Elle disait tout cela à André avec des larmes et de la colère. Il avait fini par la laisser à sa solitude. Il était patient et bon. Mais il vivait hors de la maison. Qu’aurait-il pu faire d’autre ? Perdue dans l’égoïsme de son chagrin, avait-elle songé à ce qu’il éprouvait peut-être ? Elle le supposait consolé, qu’en savait-elle ? C’était grâce à son manque de courage et de tendresse qu’ils s’étaient ainsi éloignés, perdus ; et, lorsqu’elle s’était remise à vivre, ils n’avaient pas su se reprendre…

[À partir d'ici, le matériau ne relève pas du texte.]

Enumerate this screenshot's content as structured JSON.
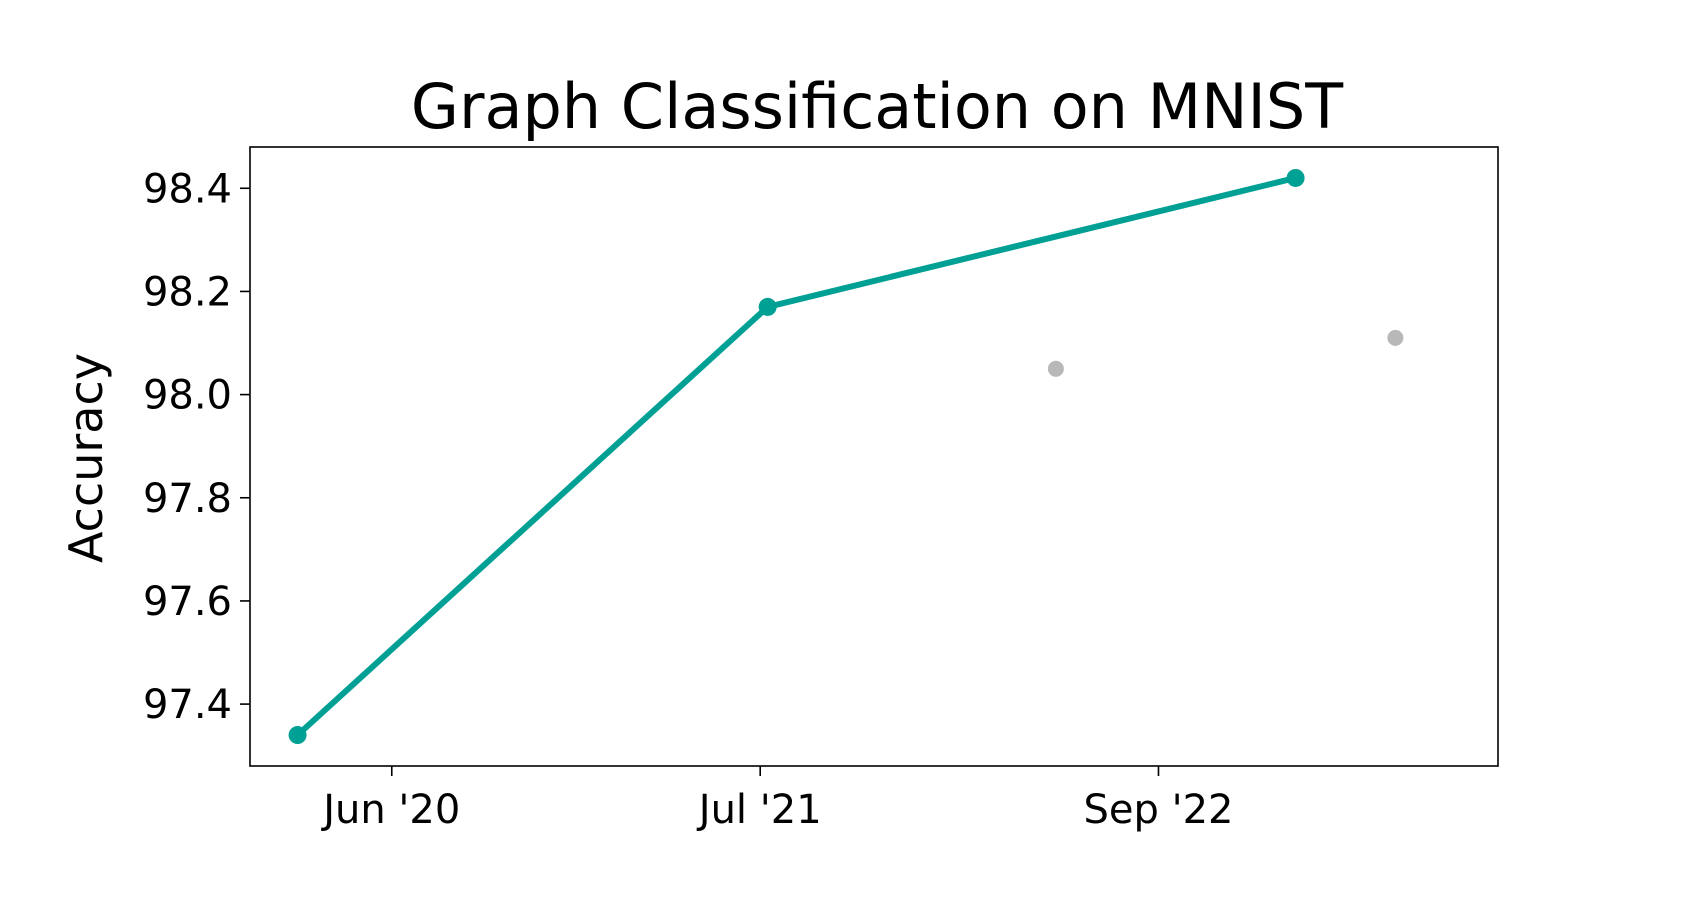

N’est-ce pas honteux qu’après de telles tortures on s’apaise, on rentre dans le cercle des êtres, on trouve un plaisir au jeu de l’existence ? Ç’avait été ainsi, pourtant ! Sans doute, c’est le vœu de la nature savante. Et si elle s’était consolée, c’est qu’il devait y avoir encore pour elle de belles besognes à accomplir. En ce moment elle se pardonnait le désir de sortir qu’elle avait eu un matin de printemps, plein de bruits et de flammes, et ces faims qui lui étaient venues ensuite, et les langoureuses joies de convalescence qui rafraîchissaient sa sensibilité. Il fallait que ce fût ainsi pour qu’elle redevînt elle-même ; ce n’était pas faiblesse de cœur, mais le contraire, cet amusement mélancolique qu’elle avait pris à revoir des amis, à ouvrir des livres.

La pensée du petit s’était installée en douleur sourde, constante, mais tolérable, coupée de retours spasmodiques, après quoi sa vigueur s’accroissait.